Questo mi porta a chiederle quanto conta oggi l’apparenza nel teatro d’opera.
Credo che a teatro essere di bell’aspetto conti relativamente. Il corpo è un involucro: se io fossi più rotondo e avessi la mia credibilità, non ci sarebbe nessun Brad Pitt che tenga. L’apparenza ha una sua importanza ma deve essere accompagnata da una adeguata crescita interiore e culturale.
Come vive il suo rapporto con i social network?
Con discrezione. Non uso i social per esternare emozioni profonde perché credo che il privato vada custodito. Ci sono momenti nei quali ho l’esigenza di stare solo. Ciò detto, non posso negare che i social mi piacciano e mi divertano.

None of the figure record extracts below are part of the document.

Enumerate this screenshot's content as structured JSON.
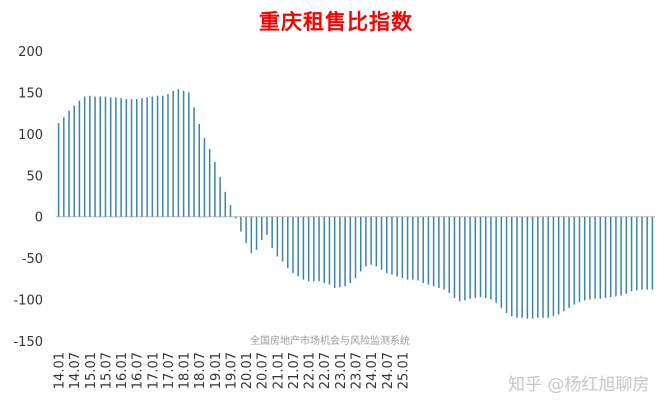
{
  "chart_data": {
    "type": "bar",
    "title": "重庆租售比指数",
    "watermark": "全国房地产市场机会与风险监测系统",
    "credit": "知乎 @杨红旭聊房",
    "bar_color": "#3a84b4",
    "ylim": [
      -150,
      200
    ],
    "yticks": [
      200,
      150,
      100,
      50,
      0,
      -50,
      -100,
      -150
    ],
    "grid": false,
    "x_tick_labels": [
      "14.01",
      "14.07",
      "15.01",
      "15.07",
      "16.01",
      "16.07",
      "17.01",
      "17.07",
      "18.01",
      "18.07",
      "19.01",
      "19.07",
      "20.01",
      "20.07",
      "21.01",
      "21.07",
      "22.01",
      "22.07",
      "23.01",
      "23.07",
      "24.01",
      "24.07",
      "25.01"
    ],
    "x_start": "2014.01",
    "x_step_months": 2,
    "values": [
      113,
      120,
      128,
      134,
      140,
      145,
      146,
      145,
      145,
      145,
      144,
      144,
      143,
      142,
      142,
      142,
      143,
      144,
      145,
      146,
      146,
      148,
      152,
      154,
      152,
      150,
      132,
      112,
      95,
      82,
      66,
      48,
      30,
      14,
      -2,
      -18,
      -32,
      -44,
      -40,
      -28,
      -22,
      -38,
      -48,
      -54,
      -62,
      -68,
      -72,
      -76,
      -78,
      -78,
      -78,
      -80,
      -82,
      -86,
      -85,
      -84,
      -80,
      -74,
      -66,
      -60,
      -58,
      -60,
      -64,
      -68,
      -70,
      -72,
      -74,
      -76,
      -76,
      -77,
      -80,
      -82,
      -84,
      -86,
      -88,
      -92,
      -98,
      -102,
      -101,
      -99,
      -98,
      -97,
      -98,
      -100,
      -104,
      -110,
      -116,
      -120,
      -122,
      -122,
      -123,
      -123,
      -122,
      -122,
      -122,
      -120,
      -118,
      -114,
      -110,
      -106,
      -103,
      -101,
      -100,
      -99,
      -99,
      -98,
      -97,
      -96,
      -95,
      -93,
      -90,
      -89,
      -88,
      -88,
      -88
    ]
  }
}
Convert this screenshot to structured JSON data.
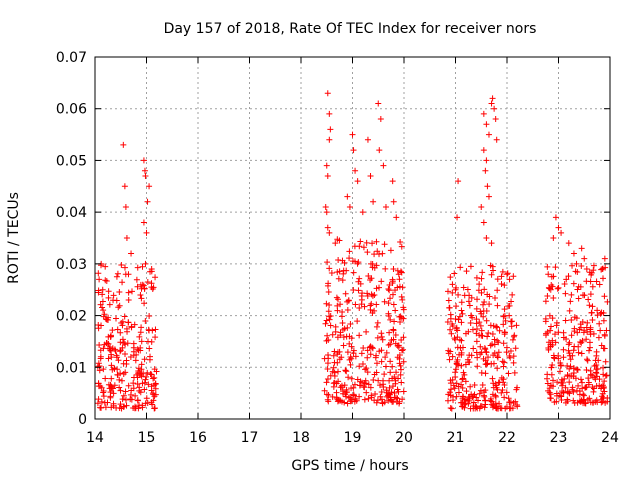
{
  "chart_data": {
    "type": "scatter",
    "title": "Day 157 of 2018, Rate Of TEC Index for receiver nors",
    "xlabel": "GPS time / hours",
    "ylabel": "ROTI / TECUs",
    "xlim": [
      14,
      24
    ],
    "ylim": [
      0,
      0.07
    ],
    "xticks": [
      "14",
      "15",
      "16",
      "17",
      "18",
      "19",
      "20",
      "21",
      "22",
      "23",
      "24"
    ],
    "yticks": [
      "0",
      "0.01",
      "0.02",
      "0.03",
      "0.04",
      "0.05",
      "0.06",
      "0.07"
    ],
    "grid": true,
    "marker": "+",
    "color": "#ff0000",
    "clusters": [
      {
        "x_range": [
          14.05,
          15.2
        ],
        "typical_range": [
          0.002,
          0.02
        ],
        "spread_top": 0.03,
        "points": [
          [
            14.55,
            0.053
          ],
          [
            14.58,
            0.045
          ],
          [
            14.6,
            0.041
          ],
          [
            14.62,
            0.035
          ],
          [
            14.7,
            0.032
          ],
          [
            14.95,
            0.05
          ],
          [
            14.97,
            0.048
          ],
          [
            14.98,
            0.047
          ],
          [
            15.05,
            0.045
          ],
          [
            15.02,
            0.042
          ],
          [
            14.08,
            0.027
          ],
          [
            14.12,
            0.03
          ],
          [
            14.15,
            0.025
          ],
          [
            14.95,
            0.038
          ],
          [
            15.0,
            0.036
          ],
          [
            14.98,
            0.03
          ],
          [
            15.1,
            0.029
          ],
          [
            14.65,
            0.028
          ]
        ]
      },
      {
        "x_range": [
          18.45,
          20.0
        ],
        "typical_range": [
          0.003,
          0.025
        ],
        "spread_top": 0.035,
        "points": [
          [
            18.52,
            0.063
          ],
          [
            18.55,
            0.059
          ],
          [
            18.57,
            0.056
          ],
          [
            18.55,
            0.054
          ],
          [
            18.5,
            0.049
          ],
          [
            18.52,
            0.047
          ],
          [
            18.48,
            0.041
          ],
          [
            18.5,
            0.04
          ],
          [
            18.52,
            0.037
          ],
          [
            18.55,
            0.036
          ],
          [
            19.0,
            0.055
          ],
          [
            19.02,
            0.052
          ],
          [
            19.05,
            0.048
          ],
          [
            19.1,
            0.046
          ],
          [
            19.3,
            0.054
          ],
          [
            19.35,
            0.047
          ],
          [
            19.5,
            0.061
          ],
          [
            19.55,
            0.058
          ],
          [
            19.52,
            0.052
          ],
          [
            19.6,
            0.049
          ],
          [
            19.78,
            0.046
          ],
          [
            19.8,
            0.042
          ],
          [
            18.9,
            0.043
          ],
          [
            18.95,
            0.041
          ],
          [
            19.2,
            0.04
          ],
          [
            19.85,
            0.039
          ],
          [
            19.4,
            0.042
          ],
          [
            19.65,
            0.041
          ]
        ]
      },
      {
        "x_range": [
          20.85,
          22.2
        ],
        "typical_range": [
          0.002,
          0.02
        ],
        "spread_top": 0.03,
        "points": [
          [
            21.05,
            0.046
          ],
          [
            21.03,
            0.039
          ],
          [
            21.55,
            0.059
          ],
          [
            21.6,
            0.057
          ],
          [
            21.65,
            0.055
          ],
          [
            21.7,
            0.061
          ],
          [
            21.72,
            0.062
          ],
          [
            21.75,
            0.06
          ],
          [
            21.78,
            0.058
          ],
          [
            21.8,
            0.054
          ],
          [
            21.55,
            0.052
          ],
          [
            21.6,
            0.05
          ],
          [
            21.58,
            0.048
          ],
          [
            21.62,
            0.045
          ],
          [
            21.65,
            0.043
          ],
          [
            21.5,
            0.041
          ],
          [
            21.55,
            0.038
          ],
          [
            21.6,
            0.035
          ],
          [
            21.7,
            0.034
          ],
          [
            21.0,
            0.025
          ],
          [
            21.05,
            0.024
          ],
          [
            22.0,
            0.028
          ],
          [
            22.05,
            0.027
          ],
          [
            22.1,
            0.024
          ],
          [
            21.3,
            0.02
          ]
        ]
      },
      {
        "x_range": [
          22.75,
          23.95
        ],
        "typical_range": [
          0.003,
          0.02
        ],
        "spread_top": 0.03,
        "points": [
          [
            22.95,
            0.039
          ],
          [
            23.0,
            0.037
          ],
          [
            22.9,
            0.035
          ],
          [
            23.05,
            0.036
          ],
          [
            23.2,
            0.034
          ],
          [
            23.3,
            0.032
          ],
          [
            23.35,
            0.03
          ],
          [
            23.45,
            0.033
          ],
          [
            23.5,
            0.031
          ],
          [
            23.55,
            0.029
          ],
          [
            23.9,
            0.031
          ],
          [
            23.85,
            0.029
          ],
          [
            23.8,
            0.026
          ],
          [
            22.8,
            0.028
          ],
          [
            22.85,
            0.025
          ],
          [
            23.15,
            0.027
          ],
          [
            23.25,
            0.024
          ],
          [
            23.6,
            0.022
          ],
          [
            23.75,
            0.021
          ]
        ]
      }
    ]
  }
}
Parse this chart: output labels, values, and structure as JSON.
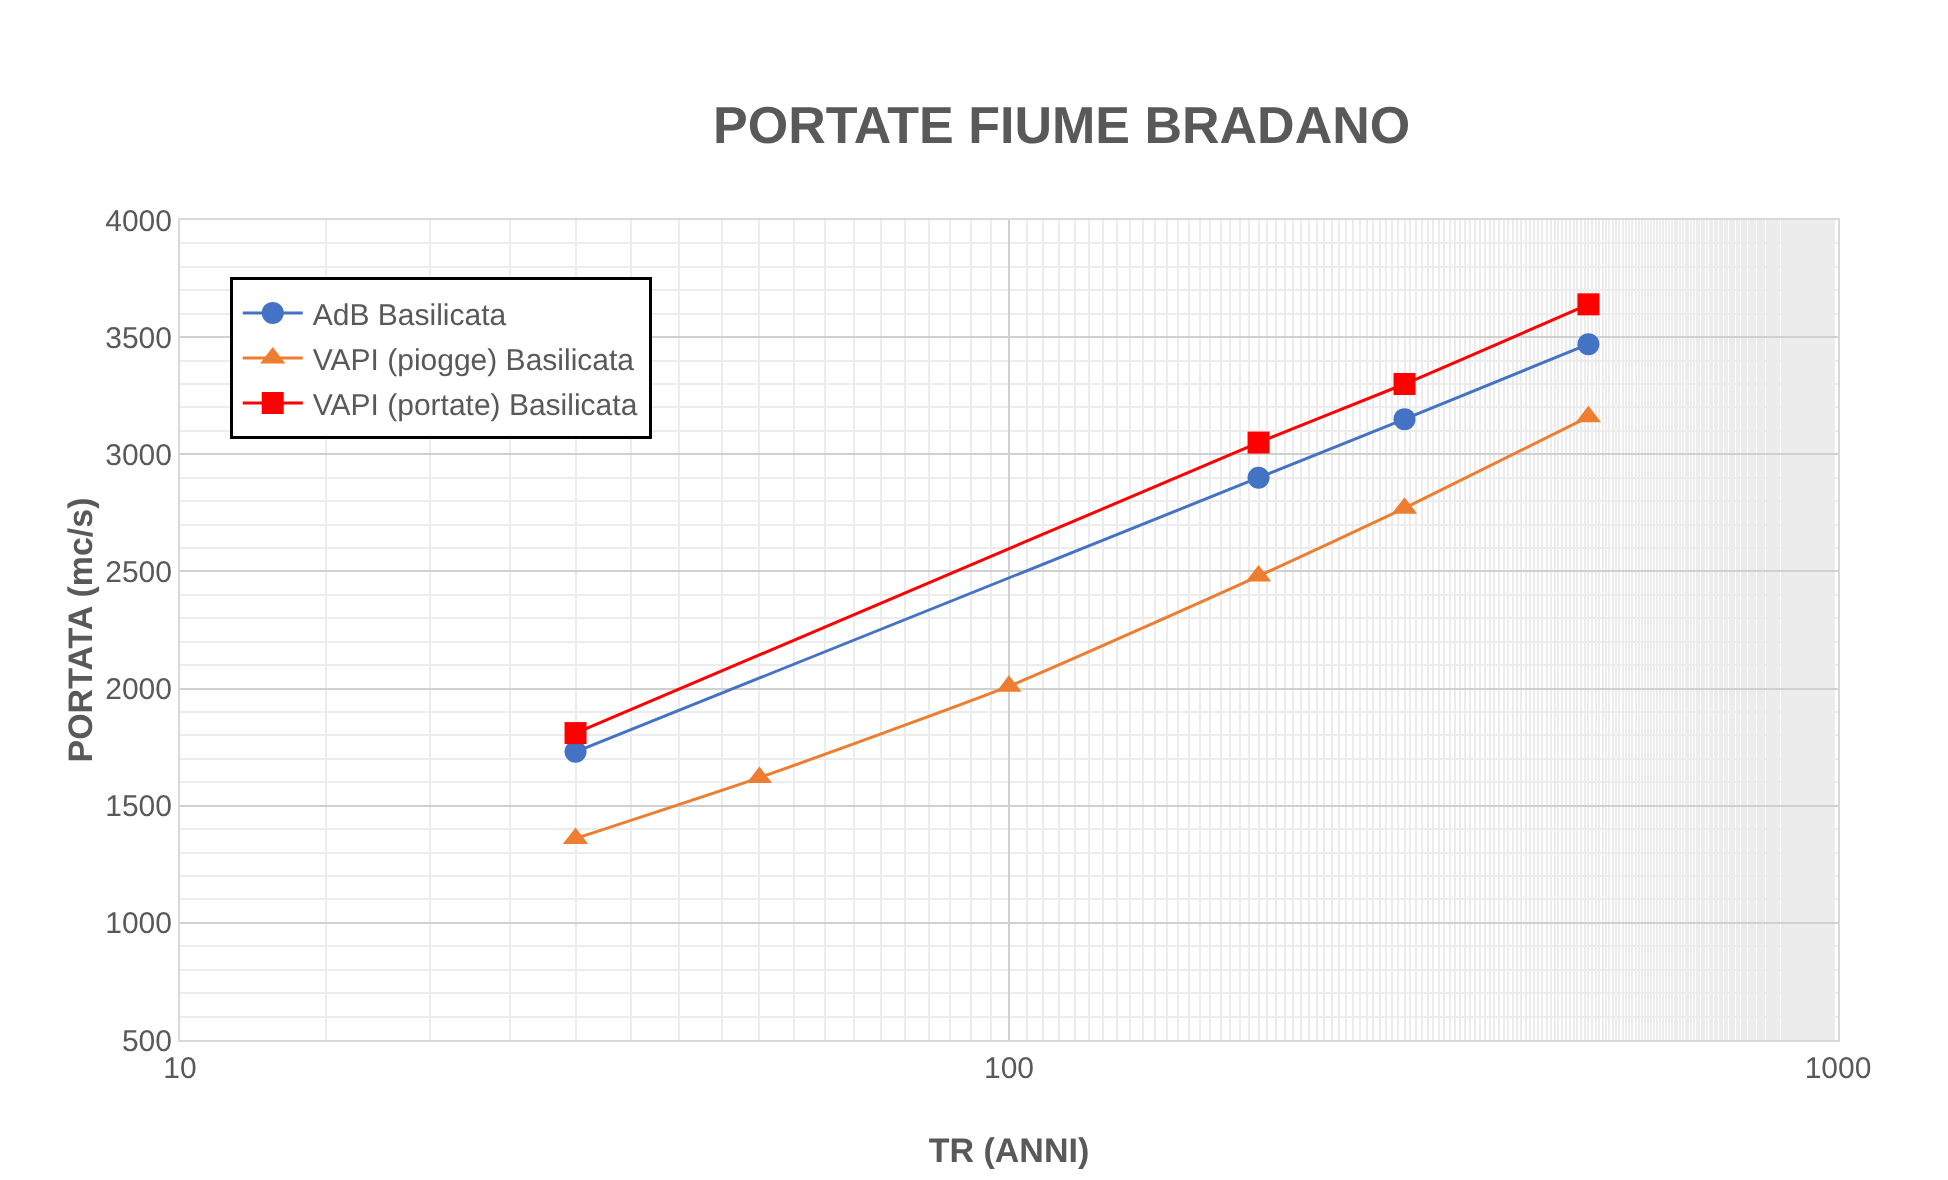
{
  "chart_data": {
    "type": "line",
    "title": "PORTATE FIUME BRADANO",
    "xlabel": "TR (ANNI)",
    "ylabel": "PORTATA (mc/s)",
    "log": "x",
    "xlim": [
      10,
      1000
    ],
    "xticks": [
      10,
      100,
      1000
    ],
    "ylim": [
      500,
      4000
    ],
    "yticks": [
      500,
      1000,
      1500,
      2000,
      2500,
      3000,
      3500,
      4000
    ],
    "grid": true,
    "legend": "top left",
    "series": [
      {
        "name": "AdB Basilicata",
        "color": "#4472c4",
        "marker": "circle",
        "x": [
          30,
          200,
          300,
          500
        ],
        "values": [
          1730,
          2900,
          3150,
          3470
        ]
      },
      {
        "name": "VAPI (piogge) Basilicata",
        "color": "#ed7d31",
        "marker": "triangle",
        "x": [
          30,
          50,
          100,
          200,
          300,
          500
        ],
        "values": [
          1360,
          1620,
          2010,
          2480,
          2770,
          3160
        ]
      },
      {
        "name": "VAPI (portate) Basilicata",
        "color": "#ff0000",
        "marker": "square",
        "x": [
          30,
          200,
          300,
          500
        ],
        "values": [
          1810,
          3050,
          3300,
          3640
        ]
      }
    ]
  }
}
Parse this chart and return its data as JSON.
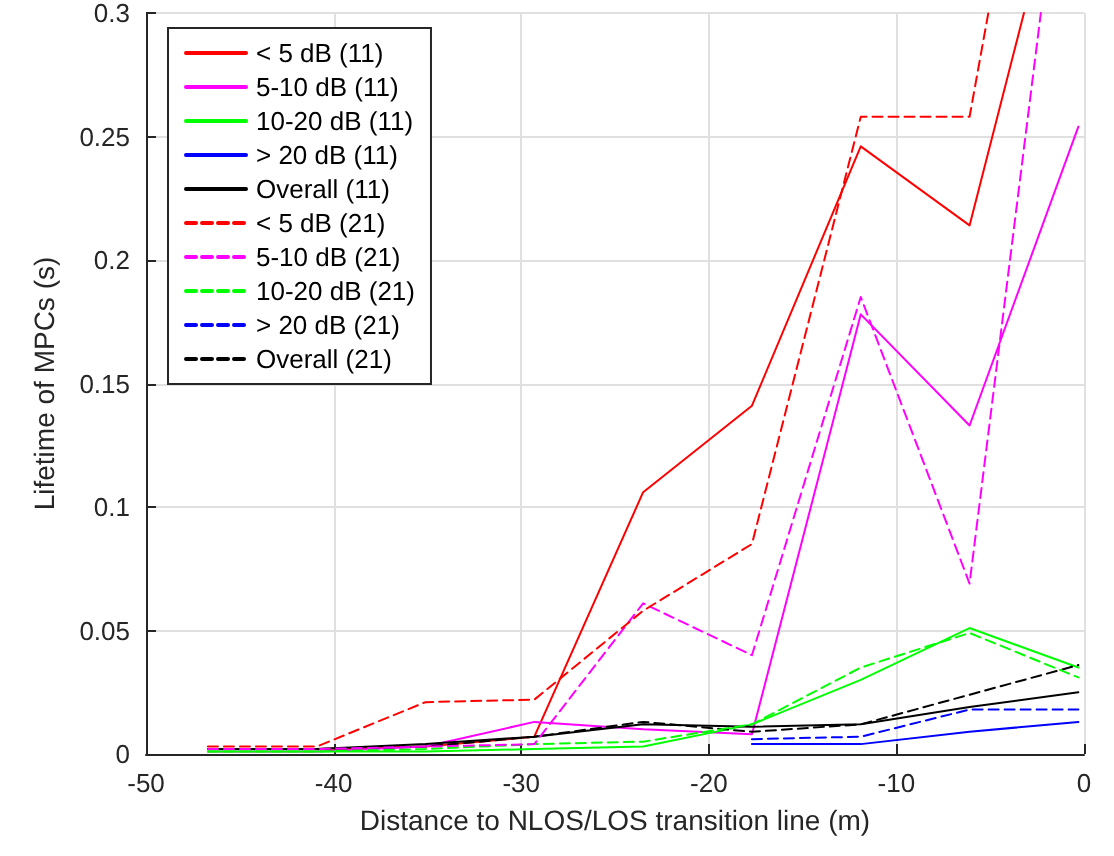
{
  "chart_data": {
    "type": "line",
    "xlabel": "Distance to NLOS/LOS transition line (m)",
    "ylabel": "Lifetime of MPCs (s)",
    "x": [
      -46.7,
      -40.9,
      -35.1,
      -29.3,
      -23.5,
      -17.7,
      -11.9,
      -6.1,
      -0.3
    ],
    "xlim": [
      -50,
      0
    ],
    "xticks": [
      -50,
      -40,
      -30,
      -20,
      -10,
      0
    ],
    "ylim": [
      0,
      0.3
    ],
    "yticks": [
      0,
      0.05,
      0.1,
      0.15,
      0.2,
      0.25,
      0.3
    ],
    "grid": true,
    "legend": "top left",
    "marker": "none",
    "series": [
      {
        "name": "< 5 dB (11)",
        "color": "#ff0000",
        "line_style": "solid",
        "x": [
          -46.7,
          -40.9,
          -35.1,
          -29.3,
          -23.5,
          -17.7,
          -11.9,
          -6.1,
          -3.2
        ],
        "values": [
          0.002,
          0.002,
          0.003,
          0.007,
          0.106,
          0.141,
          0.246,
          0.214,
          0.3
        ]
      },
      {
        "name": "5-10 dB (11)",
        "color": "#ff00ff",
        "line_style": "solid",
        "values": [
          0.001,
          0.001,
          0.003,
          0.013,
          0.01,
          0.008,
          0.178,
          0.133,
          0.254
        ]
      },
      {
        "name": "10-20 dB (11)",
        "color": "#00ff00",
        "line_style": "solid",
        "values": [
          0.001,
          0.001,
          0.001,
          0.002,
          0.003,
          0.012,
          0.03,
          0.051,
          0.035
        ]
      },
      {
        "name": "> 20 dB (11)",
        "color": "#0000ff",
        "line_style": "solid",
        "values": [
          null,
          null,
          null,
          null,
          null,
          0.004,
          0.004,
          0.009,
          0.013
        ]
      },
      {
        "name": "Overall (11)",
        "color": "#000000",
        "line_style": "solid",
        "values": [
          0.002,
          0.002,
          0.004,
          0.007,
          0.012,
          0.011,
          0.012,
          0.019,
          0.025
        ]
      },
      {
        "name": "< 5 dB (21)",
        "color": "#ff0000",
        "line_style": "dashed",
        "x": [
          -46.7,
          -40.9,
          -35.1,
          -29.3,
          -23.5,
          -17.7,
          -11.9,
          -6.1,
          -5.1
        ],
        "values": [
          0.003,
          0.003,
          0.021,
          0.022,
          0.058,
          0.085,
          0.258,
          0.258,
          0.3
        ]
      },
      {
        "name": "5-10 dB (21)",
        "color": "#ff00ff",
        "line_style": "dashed",
        "x": [
          -46.7,
          -40.9,
          -35.1,
          -29.3,
          -23.5,
          -17.7,
          -11.9,
          -6.1,
          -2.3
        ],
        "values": [
          0.002,
          0.002,
          0.003,
          0.004,
          0.061,
          0.04,
          0.185,
          0.069,
          0.3
        ]
      },
      {
        "name": "10-20 dB (21)",
        "color": "#00ff00",
        "line_style": "dashed",
        "values": [
          0.001,
          0.001,
          0.002,
          0.004,
          0.005,
          0.012,
          0.035,
          0.049,
          0.031
        ]
      },
      {
        "name": "> 20 dB (21)",
        "color": "#0000ff",
        "line_style": "dashed",
        "values": [
          null,
          null,
          null,
          null,
          null,
          0.006,
          0.007,
          0.018,
          0.018
        ]
      },
      {
        "name": "Overall (21)",
        "color": "#000000",
        "line_style": "dashed",
        "values": [
          0.002,
          0.002,
          0.003,
          0.007,
          0.013,
          0.009,
          0.012,
          0.024,
          0.036
        ]
      }
    ]
  }
}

A volte sono felice di far vedere qualche lato di me che non emerge dalle performance sul palco. Credo che i social siano utili perché consentono il nascere di nuove amicizie e per tenere i contatti soprattutto quando si è lontani. Di certo, hanno cambiato la vita di noi artisti: 20 anni fa, viaggiando per il mondo per lavoro, avevi la compagnia di un libro e poco di più, oggi i social aiutano a sentirsi meno soli.